Débora Ache Borsatti, da comunidade Vida Simples, enviou para o blog Você + Simples um poético texto que reflete sobre as luxuosas e vazias sacadas de Buenos Aires. Boa leitura!

Em julho de 2024 tive a oportunidade de conhecer a charmosíssima capital da Argentina, Buenos Aires. Um destino que, por algum motivo, sempre foi passado para trás na lista dos mais latentes no meu desejo.

A cidade impressiona pela incrível beleza das suas ruas largas, prédios antigos muito bem preservados, monumentos, parques, teatros, cafeterias (muitas cafeterias), museus… Tudo é encher os olhos.

Ao andar pelas áreas nobres como a famosa Recoleta, a arquitetura se destaca. Os edifícios imponentes deslocam o nosso olhar em direção à riqueza de detalhes das portas, janelas, varandas e sacadas que se alinham de ponta a ponta dos apartamentos. Que delícia poder apreciar o belo cotidiano urbano que se apresenta lá embaixo.

No entanto, algo curioso me chamou a atenção. Todas as sacadas estavam vazias. Nenhuma pessoa estava lá, à toa, olhando o movimento, tomando um mate, lendo, escutando música, mexendo no celular, enfim. Ningun hermano contemplava a vida do alto de sua linda sacada.

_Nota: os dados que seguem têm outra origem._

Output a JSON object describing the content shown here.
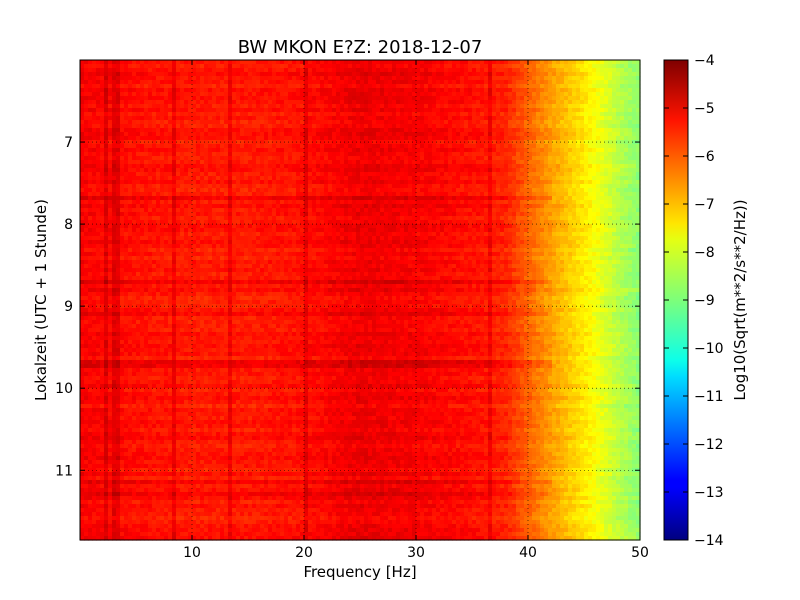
{
  "chart_data": {
    "type": "heatmap",
    "title": "BW MKON E?Z: 2018-12-07",
    "xlabel": "Frequency [Hz]",
    "ylabel": "Lokalzeit (UTC + 1 Stunde)",
    "xlim": [
      0,
      50
    ],
    "ylim": [
      11.85,
      6.0
    ],
    "y_inverted": true,
    "x_ticks": [
      10,
      20,
      30,
      40,
      50
    ],
    "x_tick_labels": [
      "10",
      "20",
      "30",
      "40",
      "50"
    ],
    "y_ticks": [
      7,
      8,
      9,
      10,
      11
    ],
    "y_tick_labels": [
      "7",
      "8",
      "9",
      "10",
      "11"
    ],
    "grid": true,
    "colorbar": {
      "label": "Log10(Sqrt(m**2/s**2/Hz))",
      "colormap": "jet",
      "range": [
        -14,
        -4
      ],
      "ticks": [
        -4,
        -5,
        -6,
        -7,
        -8,
        -9,
        -10,
        -11,
        -12,
        -13,
        -14
      ],
      "tick_labels": [
        "−4",
        "−5",
        "−6",
        "−7",
        "−8",
        "−9",
        "−10",
        "−11",
        "−12",
        "−13",
        "−14"
      ]
    },
    "spectral_profile": {
      "frequency_hz": [
        0,
        5,
        10,
        15,
        20,
        25,
        30,
        35,
        38,
        40,
        42,
        44,
        46,
        48,
        50
      ],
      "level": [
        -5.2,
        -5.4,
        -5.5,
        -5.5,
        -5.4,
        -5.1,
        -5.2,
        -5.4,
        -5.6,
        -6.2,
        -6.8,
        -7.3,
        -7.8,
        -8.4,
        -8.9
      ]
    },
    "line_features_hz": [
      2.4,
      3.2,
      8.5,
      13.5,
      20.2,
      36.5
    ],
    "banded_hours": [
      7.7,
      8.7,
      9.1,
      9.7,
      11.15,
      11.3
    ]
  }
}
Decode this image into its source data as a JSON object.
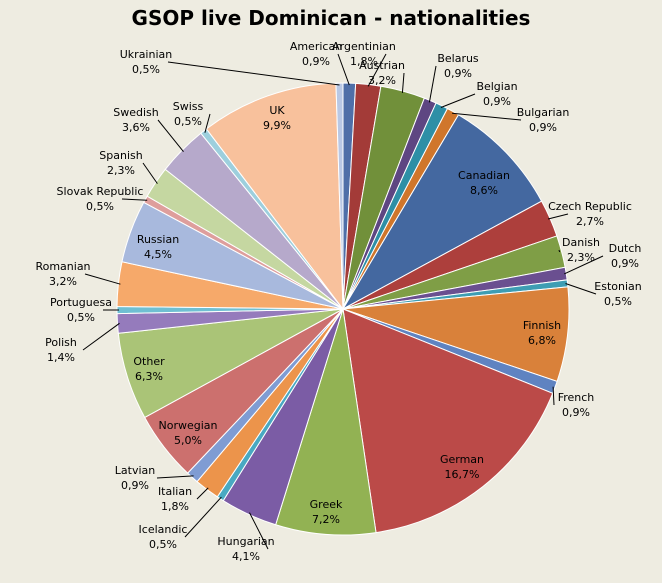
{
  "chart_data": {
    "type": "pie",
    "title": "GSOP live Dominican - nationalities",
    "slices": [
      {
        "label": "American",
        "value": 0.9,
        "value_label": "0,9%",
        "color": "#4f6fa8"
      },
      {
        "label": "Argentinian",
        "value": 1.8,
        "value_label": "1,8%",
        "color": "#a33b38"
      },
      {
        "label": "Austrian",
        "value": 3.2,
        "value_label": "3,2%",
        "color": "#71903a"
      },
      {
        "label": "Belarus",
        "value": 0.9,
        "value_label": "0,9%",
        "color": "#5e4682"
      },
      {
        "label": "Belgian",
        "value": 0.9,
        "value_label": "0,9%",
        "color": "#2e8fa6"
      },
      {
        "label": "Bulgarian",
        "value": 0.9,
        "value_label": "0,9%",
        "color": "#d0762b"
      },
      {
        "label": "Canadian",
        "value": 8.6,
        "value_label": "8,6%",
        "color": "#4468a0"
      },
      {
        "label": "Czech Republic",
        "value": 2.7,
        "value_label": "2,7%",
        "color": "#ad3f3c"
      },
      {
        "label": "Danish",
        "value": 2.3,
        "value_label": "2,3%",
        "color": "#7f9e46"
      },
      {
        "label": "Dutch",
        "value": 0.9,
        "value_label": "0,9%",
        "color": "#6a4f90"
      },
      {
        "label": "Estonian",
        "value": 0.5,
        "value_label": "0,5%",
        "color": "#3e9db3"
      },
      {
        "label": "Finnish",
        "value": 6.8,
        "value_label": "6,8%",
        "color": "#d9813a"
      },
      {
        "label": "French",
        "value": 0.9,
        "value_label": "0,9%",
        "color": "#5f83c1"
      },
      {
        "label": "German",
        "value": 16.7,
        "value_label": "16,7%",
        "color": "#bb4a48"
      },
      {
        "label": "Greek",
        "value": 7.2,
        "value_label": "7,2%",
        "color": "#92b253"
      },
      {
        "label": "Hungarian",
        "value": 4.1,
        "value_label": "4,1%",
        "color": "#7b5ca5"
      },
      {
        "label": "Icelandic",
        "value": 0.5,
        "value_label": "0,5%",
        "color": "#49a9c2"
      },
      {
        "label": "Italian",
        "value": 1.8,
        "value_label": "1,8%",
        "color": "#ec944b"
      },
      {
        "label": "Latvian",
        "value": 0.9,
        "value_label": "0,9%",
        "color": "#7f9cd3"
      },
      {
        "label": "Norwegian",
        "value": 5.0,
        "value_label": "5,0%",
        "color": "#cc706e"
      },
      {
        "label": "Other",
        "value": 6.3,
        "value_label": "6,3%",
        "color": "#aac477"
      },
      {
        "label": "Polish",
        "value": 1.4,
        "value_label": "1,4%",
        "color": "#957bbc"
      },
      {
        "label": "Portuguesa",
        "value": 0.5,
        "value_label": "0,5%",
        "color": "#6fbfd2"
      },
      {
        "label": "Romanian",
        "value": 3.2,
        "value_label": "3,2%",
        "color": "#f6a96a"
      },
      {
        "label": "Russian",
        "value": 4.5,
        "value_label": "4,5%",
        "color": "#a8b9dd"
      },
      {
        "label": "Slovak Republic",
        "value": 0.5,
        "value_label": "0,5%",
        "color": "#de9e9c"
      },
      {
        "label": "Spanish",
        "value": 2.3,
        "value_label": "2,3%",
        "color": "#c5d7a1"
      },
      {
        "label": "Swedish",
        "value": 3.6,
        "value_label": "3,6%",
        "color": "#b6a9cb"
      },
      {
        "label": "Swiss",
        "value": 0.5,
        "value_label": "0,5%",
        "color": "#9dcfdd"
      },
      {
        "label": "UK",
        "value": 9.9,
        "value_label": "9,9%",
        "color": "#f8c19c"
      },
      {
        "label": "Ukrainian",
        "value": 0.5,
        "value_label": "0,5%",
        "color": "#b9c8e5"
      }
    ]
  }
}
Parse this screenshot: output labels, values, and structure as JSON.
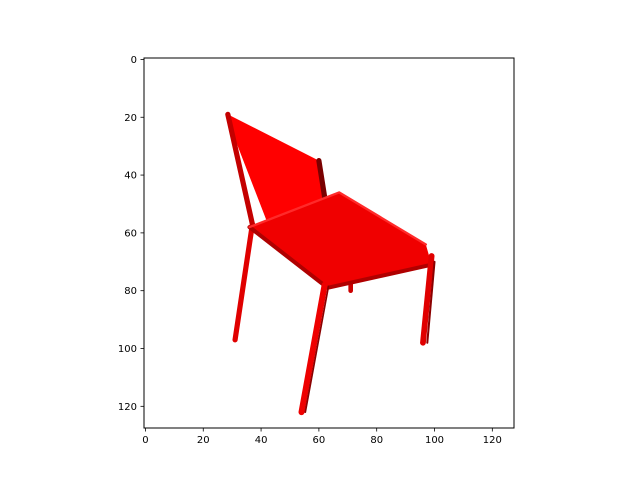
{
  "figure": {
    "frame_color": "#000000",
    "object_color": "#ff0000",
    "object_shadow_color": "#8b0000",
    "image_extent": {
      "x": [
        -0.5,
        127.5
      ],
      "y": [
        -0.5,
        127.5
      ]
    }
  },
  "x_ticks": [
    0,
    20,
    40,
    60,
    80,
    100,
    120
  ],
  "y_ticks": [
    0,
    20,
    40,
    60,
    80,
    100,
    120
  ]
}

Estava frio? Entre 18 e 20º C. Era dia de semana, portanto estavam todos trabalhando? Estive lá de quinta à domingo. Ok, quinta e sexta são dias úteis, mas onde estavam os aposentados? Preferem os cafés às varandas e sacadas, quiçá. Sábado e domingo são dias para passear, certamente.

A função das sacadas dos apartamentos

Para que serve uma sacada, se não para um respiro aos apartamentos? Serve para secar roupas? Ou para ornar a fronte dos edifícios?

Com essa inquietação em mente, buscar uma viva alma debruçada nelas passou a ser meu entretenimento secreto durante a estadia na capital portenha. E juro, não encontrei.

Os primeiros versos da canção nativista gaúcha de João Chagas Leite dizem:

“Meus desassossegos sentam na varanda
pra matear saudades nessa solidão”.

A varanda desses versos tem uma conotação bucólica, mais voltada à vida no campo. Seguramente, os desassossegos urbanos são bem mais volumosos. É preciso sentar com eles por vezes, seja na varanda ou na sacada.

Sendo a ligação com o lado de fora do apartamento, a sacada oxigena, conecta a vida externa ao aconchego e segurança do lado de dentro. Ela representa, sobretudo, a tentativa de segurar alguma conexão natural espremida entre os tijolos e blocos de cimento.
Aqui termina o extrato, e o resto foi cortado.